На миг в глазах Эммер вспыхнул протест — то, что он не любил больше всего. Не любил — и постоянно провоцировал любым своим действием. За что девчонку порой хотелось убить, но чаще — поставить на колени и трахать до тех пор, пока не станет покорной и послушной. Жаль, что за нее заплачена слишком большая цена и если он не выполнит работу в срок или подпортит девку — на кону будут стоять жизни тысяч невинных людей.
Рунн потер лоб, пытаясь избавиться от боли — тщетно.
А гори оно все пропадом!
Он мягко и бесшумно скользнул в арку, почти уверенный, что там его ждет кинжал убийцы — но нет, ничего. Лишь комната с пустой постелью, еще хранящей следы двух тел. Здесь все давно покрыто снегом и пеплом, но в воздухе…
Рунн напряг слух. Что это? Тряхнул головой и прислушался еще раз. Он сходит с ума?
«— Раслер, ты обещал покатать принцессу на ледяном вирме!» — весело укоряет счастливый женский голос.
«— Разве я могу отказать двум самым красивым женщинам Северных просторов?» — отвечает мужской.
Детский смех, звонкие хлопки в ладоши и шум хлопающих кожаных крыльев.

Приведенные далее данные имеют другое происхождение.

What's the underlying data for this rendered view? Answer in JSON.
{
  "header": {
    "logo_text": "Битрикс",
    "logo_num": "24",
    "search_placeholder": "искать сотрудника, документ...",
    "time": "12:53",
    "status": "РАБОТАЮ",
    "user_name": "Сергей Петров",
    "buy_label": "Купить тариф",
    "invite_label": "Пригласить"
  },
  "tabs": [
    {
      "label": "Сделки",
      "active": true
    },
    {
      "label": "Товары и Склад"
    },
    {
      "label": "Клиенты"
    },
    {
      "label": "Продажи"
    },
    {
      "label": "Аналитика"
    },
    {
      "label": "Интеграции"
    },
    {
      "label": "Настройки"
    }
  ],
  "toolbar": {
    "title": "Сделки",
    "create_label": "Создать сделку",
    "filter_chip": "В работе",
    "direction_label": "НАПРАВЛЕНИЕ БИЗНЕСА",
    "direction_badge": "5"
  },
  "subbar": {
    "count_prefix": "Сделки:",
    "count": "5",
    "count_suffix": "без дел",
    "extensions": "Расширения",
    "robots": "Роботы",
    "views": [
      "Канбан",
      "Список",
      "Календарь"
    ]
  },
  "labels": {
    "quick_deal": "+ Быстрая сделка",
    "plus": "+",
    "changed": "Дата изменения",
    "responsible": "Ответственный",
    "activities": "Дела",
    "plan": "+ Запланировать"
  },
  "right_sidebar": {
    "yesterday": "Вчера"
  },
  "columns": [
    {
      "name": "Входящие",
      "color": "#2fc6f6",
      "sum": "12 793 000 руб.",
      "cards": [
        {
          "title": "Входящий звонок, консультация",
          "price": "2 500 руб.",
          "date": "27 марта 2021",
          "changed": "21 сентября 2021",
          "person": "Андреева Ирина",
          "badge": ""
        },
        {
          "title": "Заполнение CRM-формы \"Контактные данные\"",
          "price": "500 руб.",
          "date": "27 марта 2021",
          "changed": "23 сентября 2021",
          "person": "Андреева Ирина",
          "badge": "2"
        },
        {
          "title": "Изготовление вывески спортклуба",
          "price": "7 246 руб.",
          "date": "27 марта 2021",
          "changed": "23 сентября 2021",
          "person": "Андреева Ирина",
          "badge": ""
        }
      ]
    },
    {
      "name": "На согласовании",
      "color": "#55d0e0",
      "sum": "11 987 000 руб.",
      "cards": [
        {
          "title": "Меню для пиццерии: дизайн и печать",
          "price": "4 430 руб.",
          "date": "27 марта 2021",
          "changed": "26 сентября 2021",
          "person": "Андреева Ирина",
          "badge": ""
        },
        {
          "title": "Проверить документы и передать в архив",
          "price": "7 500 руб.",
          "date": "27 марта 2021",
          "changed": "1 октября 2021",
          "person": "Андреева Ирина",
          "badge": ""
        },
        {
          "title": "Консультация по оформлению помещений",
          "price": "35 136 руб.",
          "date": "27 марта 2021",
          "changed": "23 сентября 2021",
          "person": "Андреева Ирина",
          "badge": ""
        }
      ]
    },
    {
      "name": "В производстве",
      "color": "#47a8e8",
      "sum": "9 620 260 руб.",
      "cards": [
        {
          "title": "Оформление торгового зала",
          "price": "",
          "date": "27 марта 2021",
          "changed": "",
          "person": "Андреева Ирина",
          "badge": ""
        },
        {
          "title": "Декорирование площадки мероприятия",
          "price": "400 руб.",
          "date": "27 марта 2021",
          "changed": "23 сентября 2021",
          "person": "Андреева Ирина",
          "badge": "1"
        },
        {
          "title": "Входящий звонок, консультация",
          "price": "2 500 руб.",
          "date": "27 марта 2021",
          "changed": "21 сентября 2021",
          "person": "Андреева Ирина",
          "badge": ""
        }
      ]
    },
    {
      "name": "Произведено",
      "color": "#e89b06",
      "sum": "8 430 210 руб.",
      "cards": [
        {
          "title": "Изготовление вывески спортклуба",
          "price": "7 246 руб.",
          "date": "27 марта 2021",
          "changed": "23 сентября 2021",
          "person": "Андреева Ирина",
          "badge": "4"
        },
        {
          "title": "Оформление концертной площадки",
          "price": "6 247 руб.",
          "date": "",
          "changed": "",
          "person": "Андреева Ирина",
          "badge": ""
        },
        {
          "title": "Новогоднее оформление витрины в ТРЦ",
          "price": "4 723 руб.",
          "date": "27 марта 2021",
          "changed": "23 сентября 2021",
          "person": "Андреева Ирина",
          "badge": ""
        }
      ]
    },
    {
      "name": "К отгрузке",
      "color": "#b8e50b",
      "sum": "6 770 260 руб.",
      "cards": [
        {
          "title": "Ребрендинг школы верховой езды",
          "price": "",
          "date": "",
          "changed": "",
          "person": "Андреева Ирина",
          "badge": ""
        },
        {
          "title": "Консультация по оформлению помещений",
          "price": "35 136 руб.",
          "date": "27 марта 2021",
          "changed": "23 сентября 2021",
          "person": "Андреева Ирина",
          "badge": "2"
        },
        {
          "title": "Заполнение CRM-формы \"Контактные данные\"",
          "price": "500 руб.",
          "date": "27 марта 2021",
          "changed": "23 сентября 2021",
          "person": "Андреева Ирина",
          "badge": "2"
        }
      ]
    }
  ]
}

— Раслер? — Рунн поморщился, словно ему со всего размаху дали под дых. — Брат…
На кровати, под слоем снега, мерцало и погасло сиреневое свечение. Рунн сделал шаг, потянулся дрожащими руками.
Перчатка — и тонкая нить застывшей между пальцами теургии.
Сокровище. Дар богов. Тот, что убивает — и возвращает к жизни.
Тот, что был подвластен лишь одному человеку, которого он знал.
Которого ненавидел всю свою жизнь — и полюбил лишь когда потерял.
— Спасибо, Раслер. — Рунн спрятал перчатку на груди, вместе с зарождающейся надеждой испытывая ноющую тупую боль за ребрами. — Ты был лучшим из нас.